Details of the above Retiring Directors are set out in Appendix I to the circular.
(h) In relation to resolution no.6 above, the Explanatory Statement containing the information necessary to enable the shareholders to make an informed decision on whether to vote for or against the resolution to approve the granting of an authority for the repurchase by the Company of its own shares, as required by the Rules Governing the Listing of Securities on the Stock Exchange, is set out in Appendix II to this circular.
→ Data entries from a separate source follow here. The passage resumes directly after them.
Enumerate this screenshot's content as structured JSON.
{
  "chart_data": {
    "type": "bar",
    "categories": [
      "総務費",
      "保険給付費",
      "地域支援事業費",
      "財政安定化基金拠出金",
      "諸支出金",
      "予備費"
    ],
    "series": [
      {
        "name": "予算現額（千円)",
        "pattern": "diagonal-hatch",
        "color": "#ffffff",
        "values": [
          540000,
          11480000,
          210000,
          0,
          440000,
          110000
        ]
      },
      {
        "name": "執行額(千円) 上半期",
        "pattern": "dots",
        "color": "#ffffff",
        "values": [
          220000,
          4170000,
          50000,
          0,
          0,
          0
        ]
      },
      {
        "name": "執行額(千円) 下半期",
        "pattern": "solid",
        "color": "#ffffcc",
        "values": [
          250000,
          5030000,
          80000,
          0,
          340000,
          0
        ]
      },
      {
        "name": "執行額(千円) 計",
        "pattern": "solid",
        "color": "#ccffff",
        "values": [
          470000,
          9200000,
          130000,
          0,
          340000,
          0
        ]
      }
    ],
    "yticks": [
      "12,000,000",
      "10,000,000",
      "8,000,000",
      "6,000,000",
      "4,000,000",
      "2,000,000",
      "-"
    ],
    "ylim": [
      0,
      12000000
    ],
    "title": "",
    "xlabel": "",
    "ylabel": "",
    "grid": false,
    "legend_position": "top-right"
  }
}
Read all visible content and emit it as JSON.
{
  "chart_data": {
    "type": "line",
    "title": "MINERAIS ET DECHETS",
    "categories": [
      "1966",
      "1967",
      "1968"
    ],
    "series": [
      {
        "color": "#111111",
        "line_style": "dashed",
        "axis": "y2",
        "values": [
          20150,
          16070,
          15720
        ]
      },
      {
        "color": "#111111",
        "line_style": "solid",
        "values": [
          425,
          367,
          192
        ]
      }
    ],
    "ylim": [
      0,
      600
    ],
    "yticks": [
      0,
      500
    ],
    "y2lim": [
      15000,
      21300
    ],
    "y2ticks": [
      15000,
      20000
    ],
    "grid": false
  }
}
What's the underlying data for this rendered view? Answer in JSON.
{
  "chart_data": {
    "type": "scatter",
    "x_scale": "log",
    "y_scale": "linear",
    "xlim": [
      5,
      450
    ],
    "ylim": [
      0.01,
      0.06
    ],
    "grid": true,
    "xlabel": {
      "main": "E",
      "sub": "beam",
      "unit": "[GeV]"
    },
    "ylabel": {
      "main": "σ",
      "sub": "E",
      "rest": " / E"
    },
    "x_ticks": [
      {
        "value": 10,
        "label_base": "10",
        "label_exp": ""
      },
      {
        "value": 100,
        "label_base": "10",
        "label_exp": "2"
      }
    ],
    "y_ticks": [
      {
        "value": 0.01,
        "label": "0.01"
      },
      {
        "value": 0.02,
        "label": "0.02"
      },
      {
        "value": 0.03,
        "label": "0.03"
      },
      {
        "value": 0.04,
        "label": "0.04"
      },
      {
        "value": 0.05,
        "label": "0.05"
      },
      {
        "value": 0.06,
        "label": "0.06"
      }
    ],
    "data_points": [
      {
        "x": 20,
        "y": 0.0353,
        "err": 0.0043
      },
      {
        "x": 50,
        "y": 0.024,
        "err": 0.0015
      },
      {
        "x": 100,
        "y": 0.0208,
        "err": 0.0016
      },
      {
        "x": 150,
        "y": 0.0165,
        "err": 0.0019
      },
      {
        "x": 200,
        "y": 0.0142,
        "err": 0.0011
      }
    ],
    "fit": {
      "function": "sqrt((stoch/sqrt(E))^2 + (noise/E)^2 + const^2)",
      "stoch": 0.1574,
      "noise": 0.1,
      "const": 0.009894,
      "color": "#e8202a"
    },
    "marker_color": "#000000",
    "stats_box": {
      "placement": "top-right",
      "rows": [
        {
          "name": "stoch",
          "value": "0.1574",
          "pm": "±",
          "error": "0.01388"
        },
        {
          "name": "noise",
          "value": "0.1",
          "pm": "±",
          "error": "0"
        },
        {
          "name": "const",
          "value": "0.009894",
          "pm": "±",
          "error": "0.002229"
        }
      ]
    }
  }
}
(i) The translation into Chinese language of this notice is for reference only. In case of any inconsistency, the English version shall prevail.
As at the date of this notice, the Board comprises two Executive Directors: Mr. Tung Chi Fung and Ms. Wang Ying; one Non-Executive Director: Mr. Lo Wai Hung; and four Independent Non-Executive Directors: Mr. Fong Heng Boo, Mr. Tang King San Terence, Ms. Chan Yuk Ying Phyllis and Mr. Sun Wei Yung Kevin.